The initial artillery attack, which lasted from Saturday evening into Sunday morning, killed at least 378 civilians and wounded more than a thousand more, according to a health official inside rebel-controlled territory.

A rebel-linked Web site blamed the attack on the government, while the military accused the beleaguered Tamil Tigers of briefly shelling their own territory to gain international sympathy and force a cease-fire.

About 6 p.m. Sunday, a new round of shelling — less intense than the first — pounded the area, according to Dr. V. Shanmugarajah, who works at a makeshift hospital in the war zone.

A total of 393 people were either brought to the hospital for burial or died at the facility Sunday, he said. Another 37 bodies were brought in Monday morning, he said. More than 1,300 wounded civilians came to the hospital as well, he said.

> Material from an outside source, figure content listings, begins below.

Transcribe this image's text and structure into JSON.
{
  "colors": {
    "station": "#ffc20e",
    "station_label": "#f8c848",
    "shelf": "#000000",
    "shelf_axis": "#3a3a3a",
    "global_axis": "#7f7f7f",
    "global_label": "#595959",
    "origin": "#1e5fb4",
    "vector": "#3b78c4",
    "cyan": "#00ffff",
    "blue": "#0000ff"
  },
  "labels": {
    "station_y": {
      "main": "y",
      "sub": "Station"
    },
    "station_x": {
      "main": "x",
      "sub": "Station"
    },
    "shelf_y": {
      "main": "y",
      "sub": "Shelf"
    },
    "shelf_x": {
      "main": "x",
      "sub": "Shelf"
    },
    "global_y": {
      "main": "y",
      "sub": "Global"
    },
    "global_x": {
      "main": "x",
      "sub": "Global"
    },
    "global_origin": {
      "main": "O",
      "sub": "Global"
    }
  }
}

However, the death toll was likely far higher, he said. Many of the dead are being buried in the bunkers where they had taken refuge and then were killed, and many of the wounded never made it to the hospital for treatment, he said.

"There were many who died without medical attention," Shanmugarajah said. "Seeing the number of wounded and from what the people tell me, I estimate the death toll to be around 1,000."

Reports of the fighting are difficult to verify because the government bars journalists and aid workers from the war zone, but the UN confirmed a heavy toll from the first attack over the weekend.

That attack marked the bloodiest assault on ethnic Tamil civilians since the civil war flared again more than three years ago. Health officials said a hospital in the war zone was overwhelmed by casualties, and the death toll was expected to sharply rise.

"The UN has consistently warned against the bloodbath scenario as we've watched the steady increase in civilian deaths over the last few months," UN spokesman Gordon Weiss said Monday. "The large-scale killing of civilians over the weekend, including the deaths of more than 100 children, shows that that bloodbath has become a reality."

Meanwhile, Human Rights Watch, Amnesty International and other rights groups called on Japan, the largest international donor to Sri Lanka, to press the UN to urgently discuss the conflict here.

"Formal meetings of the Security Council must be held urgently so that the council can take the necessary measures to address the humanitarian and human rights crisis," the groups said in a letter to Japan's prime minister.